I got into an argument with a QC. The craftsman was running the wire from an explosion proof disconnect to building structural steel. I say he was grounding the case. The QC said I was bonding the case. What do you think?
The thread did not get a definitive answer. I came across this.
Mike Holt wrote:
For EC&M Magazine
By Mike Holt, NEC Consultant
Grounding and Bonding - Article 250, based on the 2017 NEC - Part 1
Do you understand how to ground and bond your system?
It’s important to understand the difference between grounding and bonding so you correctly apply the provisions of Article 250.
We earth ground systems to the earth to reduce overvoltage (from lightning induced energy and other events) on the conductors and electrical components (such as transformer and motor windings) of the installation. Grounding metal parts helps drain off static electricity charges before flashover potential is reached. Static grounding is often used in areas where the discharge (arcing) of the voltage buildup (static) can cause dangerous or undesirable conditions.

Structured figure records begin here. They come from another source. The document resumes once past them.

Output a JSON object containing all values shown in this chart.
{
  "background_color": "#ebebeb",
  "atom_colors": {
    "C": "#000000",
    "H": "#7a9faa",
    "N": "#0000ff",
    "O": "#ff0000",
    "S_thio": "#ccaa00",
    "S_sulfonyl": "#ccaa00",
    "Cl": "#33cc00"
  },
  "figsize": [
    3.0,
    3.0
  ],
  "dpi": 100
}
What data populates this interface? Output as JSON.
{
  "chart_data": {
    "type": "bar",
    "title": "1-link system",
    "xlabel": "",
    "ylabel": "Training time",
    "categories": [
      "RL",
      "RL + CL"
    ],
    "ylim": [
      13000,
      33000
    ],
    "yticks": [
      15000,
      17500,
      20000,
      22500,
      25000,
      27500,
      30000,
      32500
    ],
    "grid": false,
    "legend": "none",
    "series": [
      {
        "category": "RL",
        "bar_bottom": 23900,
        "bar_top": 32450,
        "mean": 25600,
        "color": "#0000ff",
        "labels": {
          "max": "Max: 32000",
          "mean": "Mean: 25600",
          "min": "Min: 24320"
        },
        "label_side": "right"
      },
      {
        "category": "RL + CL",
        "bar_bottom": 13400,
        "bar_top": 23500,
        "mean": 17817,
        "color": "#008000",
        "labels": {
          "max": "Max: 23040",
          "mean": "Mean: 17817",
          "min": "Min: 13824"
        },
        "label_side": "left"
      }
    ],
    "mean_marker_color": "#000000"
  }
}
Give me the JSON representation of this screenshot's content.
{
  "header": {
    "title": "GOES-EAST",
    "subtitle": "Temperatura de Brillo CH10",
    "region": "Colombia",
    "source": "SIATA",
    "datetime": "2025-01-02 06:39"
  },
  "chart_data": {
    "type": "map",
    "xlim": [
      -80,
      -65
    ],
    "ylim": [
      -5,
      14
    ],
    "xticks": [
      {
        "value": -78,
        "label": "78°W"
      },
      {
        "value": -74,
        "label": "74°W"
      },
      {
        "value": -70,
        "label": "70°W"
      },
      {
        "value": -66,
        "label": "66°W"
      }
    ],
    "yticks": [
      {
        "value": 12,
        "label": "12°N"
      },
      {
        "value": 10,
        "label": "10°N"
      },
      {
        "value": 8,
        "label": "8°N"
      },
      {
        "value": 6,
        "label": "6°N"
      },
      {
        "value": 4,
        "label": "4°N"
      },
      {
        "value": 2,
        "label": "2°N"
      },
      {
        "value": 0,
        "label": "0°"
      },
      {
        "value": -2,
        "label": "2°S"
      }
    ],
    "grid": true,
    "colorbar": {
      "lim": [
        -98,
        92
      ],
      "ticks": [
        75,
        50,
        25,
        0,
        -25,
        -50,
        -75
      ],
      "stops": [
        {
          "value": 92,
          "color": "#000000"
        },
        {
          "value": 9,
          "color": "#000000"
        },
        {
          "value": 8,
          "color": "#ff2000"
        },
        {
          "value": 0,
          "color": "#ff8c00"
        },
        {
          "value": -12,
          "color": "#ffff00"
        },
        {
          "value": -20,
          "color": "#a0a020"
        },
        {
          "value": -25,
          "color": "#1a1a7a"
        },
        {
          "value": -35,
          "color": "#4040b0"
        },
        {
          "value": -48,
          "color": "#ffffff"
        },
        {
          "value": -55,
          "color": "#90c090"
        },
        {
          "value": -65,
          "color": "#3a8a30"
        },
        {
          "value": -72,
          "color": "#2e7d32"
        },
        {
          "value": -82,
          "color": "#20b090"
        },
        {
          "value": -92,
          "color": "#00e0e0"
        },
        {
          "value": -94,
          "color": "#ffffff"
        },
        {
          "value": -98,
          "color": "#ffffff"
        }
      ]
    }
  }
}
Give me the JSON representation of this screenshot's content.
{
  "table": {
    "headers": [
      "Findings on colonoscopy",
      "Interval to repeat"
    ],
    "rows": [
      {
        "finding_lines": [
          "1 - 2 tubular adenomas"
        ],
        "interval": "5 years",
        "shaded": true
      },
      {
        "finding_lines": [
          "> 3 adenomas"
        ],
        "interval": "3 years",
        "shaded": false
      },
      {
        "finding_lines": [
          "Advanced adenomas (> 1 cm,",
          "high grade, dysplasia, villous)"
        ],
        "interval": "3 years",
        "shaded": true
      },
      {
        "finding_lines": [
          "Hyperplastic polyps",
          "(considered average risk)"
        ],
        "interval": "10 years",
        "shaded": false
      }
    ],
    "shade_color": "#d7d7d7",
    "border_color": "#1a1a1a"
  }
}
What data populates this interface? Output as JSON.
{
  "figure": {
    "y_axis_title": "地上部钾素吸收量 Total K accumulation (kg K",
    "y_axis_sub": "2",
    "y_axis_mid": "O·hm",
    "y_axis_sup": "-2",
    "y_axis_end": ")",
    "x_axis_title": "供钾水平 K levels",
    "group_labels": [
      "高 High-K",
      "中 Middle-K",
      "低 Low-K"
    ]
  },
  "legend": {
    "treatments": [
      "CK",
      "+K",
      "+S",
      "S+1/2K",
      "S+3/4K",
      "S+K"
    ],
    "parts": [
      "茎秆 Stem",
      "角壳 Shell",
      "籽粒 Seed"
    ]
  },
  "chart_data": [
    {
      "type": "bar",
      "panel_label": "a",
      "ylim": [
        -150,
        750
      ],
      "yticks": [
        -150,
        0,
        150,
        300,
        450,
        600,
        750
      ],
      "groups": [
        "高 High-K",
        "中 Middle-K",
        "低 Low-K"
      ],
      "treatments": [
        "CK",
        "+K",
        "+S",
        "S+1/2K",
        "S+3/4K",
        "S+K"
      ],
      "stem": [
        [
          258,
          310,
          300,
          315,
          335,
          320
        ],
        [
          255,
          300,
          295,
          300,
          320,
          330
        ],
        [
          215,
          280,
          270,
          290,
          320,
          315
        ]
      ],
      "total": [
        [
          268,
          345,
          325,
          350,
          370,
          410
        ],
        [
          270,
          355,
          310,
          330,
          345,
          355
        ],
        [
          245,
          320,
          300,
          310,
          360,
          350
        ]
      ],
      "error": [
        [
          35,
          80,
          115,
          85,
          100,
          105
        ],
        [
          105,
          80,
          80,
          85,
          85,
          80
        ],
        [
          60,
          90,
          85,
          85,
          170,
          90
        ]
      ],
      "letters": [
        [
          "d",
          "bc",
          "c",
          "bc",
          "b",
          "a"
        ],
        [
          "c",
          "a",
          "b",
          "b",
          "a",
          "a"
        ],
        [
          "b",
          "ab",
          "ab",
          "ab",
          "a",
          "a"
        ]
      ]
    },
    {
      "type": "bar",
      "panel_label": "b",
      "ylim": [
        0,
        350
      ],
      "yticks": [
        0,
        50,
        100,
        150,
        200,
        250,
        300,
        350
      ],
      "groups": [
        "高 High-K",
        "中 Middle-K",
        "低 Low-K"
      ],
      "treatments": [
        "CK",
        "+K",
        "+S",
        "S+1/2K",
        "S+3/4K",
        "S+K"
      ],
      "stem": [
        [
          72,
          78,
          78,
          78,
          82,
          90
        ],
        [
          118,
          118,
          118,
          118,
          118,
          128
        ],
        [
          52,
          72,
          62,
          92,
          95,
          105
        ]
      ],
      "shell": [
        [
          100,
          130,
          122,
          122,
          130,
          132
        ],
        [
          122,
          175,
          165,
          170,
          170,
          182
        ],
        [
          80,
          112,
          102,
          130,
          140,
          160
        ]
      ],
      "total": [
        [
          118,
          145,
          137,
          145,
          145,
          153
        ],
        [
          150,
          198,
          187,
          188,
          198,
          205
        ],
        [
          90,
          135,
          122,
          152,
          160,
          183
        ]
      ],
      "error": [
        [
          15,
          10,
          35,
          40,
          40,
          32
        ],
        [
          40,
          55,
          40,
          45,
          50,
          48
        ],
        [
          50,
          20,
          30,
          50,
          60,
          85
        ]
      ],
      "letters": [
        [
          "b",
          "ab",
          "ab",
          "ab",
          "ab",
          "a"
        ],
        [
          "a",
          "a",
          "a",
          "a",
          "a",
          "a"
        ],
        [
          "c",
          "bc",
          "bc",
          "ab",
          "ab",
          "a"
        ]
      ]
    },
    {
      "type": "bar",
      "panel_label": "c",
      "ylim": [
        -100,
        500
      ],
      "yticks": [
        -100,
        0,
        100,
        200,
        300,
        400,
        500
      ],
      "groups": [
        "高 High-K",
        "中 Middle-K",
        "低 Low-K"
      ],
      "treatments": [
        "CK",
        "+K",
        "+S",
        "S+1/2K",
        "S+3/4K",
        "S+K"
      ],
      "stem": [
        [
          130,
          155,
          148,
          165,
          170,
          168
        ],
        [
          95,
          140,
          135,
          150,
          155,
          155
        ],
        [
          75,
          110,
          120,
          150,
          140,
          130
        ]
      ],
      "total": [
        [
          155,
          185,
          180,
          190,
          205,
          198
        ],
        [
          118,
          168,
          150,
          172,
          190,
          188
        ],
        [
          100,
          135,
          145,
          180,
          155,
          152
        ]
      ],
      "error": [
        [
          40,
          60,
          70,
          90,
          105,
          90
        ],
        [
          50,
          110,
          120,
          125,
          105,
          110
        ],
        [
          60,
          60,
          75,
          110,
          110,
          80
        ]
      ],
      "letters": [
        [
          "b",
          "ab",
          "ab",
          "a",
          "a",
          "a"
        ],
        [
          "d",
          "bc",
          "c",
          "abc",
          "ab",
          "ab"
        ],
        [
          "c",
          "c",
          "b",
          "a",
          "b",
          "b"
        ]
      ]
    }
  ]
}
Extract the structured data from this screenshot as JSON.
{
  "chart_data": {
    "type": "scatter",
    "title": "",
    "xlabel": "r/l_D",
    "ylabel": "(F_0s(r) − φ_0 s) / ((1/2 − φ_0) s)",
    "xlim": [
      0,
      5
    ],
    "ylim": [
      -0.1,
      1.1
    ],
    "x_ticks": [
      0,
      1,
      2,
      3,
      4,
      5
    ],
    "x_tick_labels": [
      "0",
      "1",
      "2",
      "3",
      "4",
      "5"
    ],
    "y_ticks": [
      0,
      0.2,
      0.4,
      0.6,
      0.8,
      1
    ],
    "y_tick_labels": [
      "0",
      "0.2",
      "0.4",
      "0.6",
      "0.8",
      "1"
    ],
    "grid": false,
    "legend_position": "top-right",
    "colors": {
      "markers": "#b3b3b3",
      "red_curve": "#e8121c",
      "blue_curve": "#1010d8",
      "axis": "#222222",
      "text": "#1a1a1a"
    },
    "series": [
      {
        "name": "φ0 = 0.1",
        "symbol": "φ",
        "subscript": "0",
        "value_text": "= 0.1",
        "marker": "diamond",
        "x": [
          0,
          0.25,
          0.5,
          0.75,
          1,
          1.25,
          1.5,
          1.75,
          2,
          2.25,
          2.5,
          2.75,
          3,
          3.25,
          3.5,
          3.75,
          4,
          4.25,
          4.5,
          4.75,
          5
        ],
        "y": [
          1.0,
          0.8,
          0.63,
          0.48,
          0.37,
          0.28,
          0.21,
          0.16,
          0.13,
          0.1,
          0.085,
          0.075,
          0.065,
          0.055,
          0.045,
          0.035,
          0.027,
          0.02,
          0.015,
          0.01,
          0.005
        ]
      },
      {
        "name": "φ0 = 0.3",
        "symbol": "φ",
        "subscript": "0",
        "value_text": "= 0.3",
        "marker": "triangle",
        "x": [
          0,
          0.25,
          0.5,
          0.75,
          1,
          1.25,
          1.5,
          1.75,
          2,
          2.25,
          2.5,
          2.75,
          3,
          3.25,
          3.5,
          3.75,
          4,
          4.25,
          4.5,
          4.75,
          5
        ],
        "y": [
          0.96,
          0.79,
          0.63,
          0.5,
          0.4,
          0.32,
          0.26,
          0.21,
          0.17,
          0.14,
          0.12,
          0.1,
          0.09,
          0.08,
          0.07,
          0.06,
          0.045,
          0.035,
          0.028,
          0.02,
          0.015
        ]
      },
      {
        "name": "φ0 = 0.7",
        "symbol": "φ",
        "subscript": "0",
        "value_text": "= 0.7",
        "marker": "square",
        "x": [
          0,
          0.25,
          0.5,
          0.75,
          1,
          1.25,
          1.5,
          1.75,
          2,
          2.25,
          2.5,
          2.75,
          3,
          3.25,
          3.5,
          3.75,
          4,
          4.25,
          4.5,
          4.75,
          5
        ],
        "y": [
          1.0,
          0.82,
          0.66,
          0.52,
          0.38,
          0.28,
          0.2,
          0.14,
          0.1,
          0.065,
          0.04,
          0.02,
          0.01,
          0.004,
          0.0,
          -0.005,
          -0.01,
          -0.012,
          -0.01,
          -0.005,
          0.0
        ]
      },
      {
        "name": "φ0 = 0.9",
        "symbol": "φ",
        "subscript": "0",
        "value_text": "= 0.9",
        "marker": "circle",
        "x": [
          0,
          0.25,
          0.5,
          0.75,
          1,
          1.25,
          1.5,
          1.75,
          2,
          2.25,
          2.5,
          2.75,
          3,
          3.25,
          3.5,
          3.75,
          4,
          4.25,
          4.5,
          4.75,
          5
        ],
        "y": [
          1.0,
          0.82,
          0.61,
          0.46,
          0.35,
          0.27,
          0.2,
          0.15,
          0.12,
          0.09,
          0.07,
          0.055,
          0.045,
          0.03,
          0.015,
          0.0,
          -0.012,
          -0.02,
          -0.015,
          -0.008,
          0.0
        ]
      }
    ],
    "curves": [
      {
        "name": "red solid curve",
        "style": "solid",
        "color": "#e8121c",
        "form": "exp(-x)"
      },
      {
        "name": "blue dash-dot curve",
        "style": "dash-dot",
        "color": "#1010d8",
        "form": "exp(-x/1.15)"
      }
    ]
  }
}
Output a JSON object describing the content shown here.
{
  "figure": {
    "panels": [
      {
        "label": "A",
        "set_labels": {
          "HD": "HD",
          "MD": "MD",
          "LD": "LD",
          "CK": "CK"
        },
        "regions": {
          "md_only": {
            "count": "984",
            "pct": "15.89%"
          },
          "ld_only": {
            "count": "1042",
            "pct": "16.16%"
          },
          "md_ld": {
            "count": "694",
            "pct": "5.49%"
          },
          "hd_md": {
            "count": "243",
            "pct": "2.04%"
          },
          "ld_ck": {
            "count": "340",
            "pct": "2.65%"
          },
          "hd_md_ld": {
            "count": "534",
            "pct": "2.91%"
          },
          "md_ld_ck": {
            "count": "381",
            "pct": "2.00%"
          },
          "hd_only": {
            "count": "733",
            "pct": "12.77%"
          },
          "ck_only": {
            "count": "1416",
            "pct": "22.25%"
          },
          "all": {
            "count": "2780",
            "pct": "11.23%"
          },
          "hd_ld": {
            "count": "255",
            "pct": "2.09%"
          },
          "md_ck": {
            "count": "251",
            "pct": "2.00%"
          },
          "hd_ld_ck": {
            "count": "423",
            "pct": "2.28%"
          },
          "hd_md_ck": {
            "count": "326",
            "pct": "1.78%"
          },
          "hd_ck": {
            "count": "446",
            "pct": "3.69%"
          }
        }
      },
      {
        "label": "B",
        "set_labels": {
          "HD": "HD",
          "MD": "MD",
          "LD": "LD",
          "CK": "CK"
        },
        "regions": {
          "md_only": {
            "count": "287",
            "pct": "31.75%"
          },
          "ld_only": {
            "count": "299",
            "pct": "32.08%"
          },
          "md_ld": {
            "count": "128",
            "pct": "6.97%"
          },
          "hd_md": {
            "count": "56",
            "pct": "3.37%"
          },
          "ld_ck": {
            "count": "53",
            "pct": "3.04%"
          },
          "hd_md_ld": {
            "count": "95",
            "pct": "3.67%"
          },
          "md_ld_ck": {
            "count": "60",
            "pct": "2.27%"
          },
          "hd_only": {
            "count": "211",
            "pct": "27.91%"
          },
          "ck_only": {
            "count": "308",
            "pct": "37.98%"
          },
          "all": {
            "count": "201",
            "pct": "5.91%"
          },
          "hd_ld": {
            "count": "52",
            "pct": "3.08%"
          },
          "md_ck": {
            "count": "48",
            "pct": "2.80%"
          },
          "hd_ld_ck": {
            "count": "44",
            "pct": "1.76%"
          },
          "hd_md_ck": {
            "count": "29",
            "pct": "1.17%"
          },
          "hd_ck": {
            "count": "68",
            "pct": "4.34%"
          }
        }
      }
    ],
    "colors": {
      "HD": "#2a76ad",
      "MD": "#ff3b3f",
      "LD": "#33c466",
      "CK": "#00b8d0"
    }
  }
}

We bond so that metal parts of electrical raceways, cables, enclosures, and equipment are connected to the supply source via an effective ground-fault current path. To quickly remove dangerous voltage on metal parts from a ground fault, the effective ground-fault current path must have sufficiently low impedance to the source so fault current will quickly rise to a level that will open the circuit overcurrent protection device.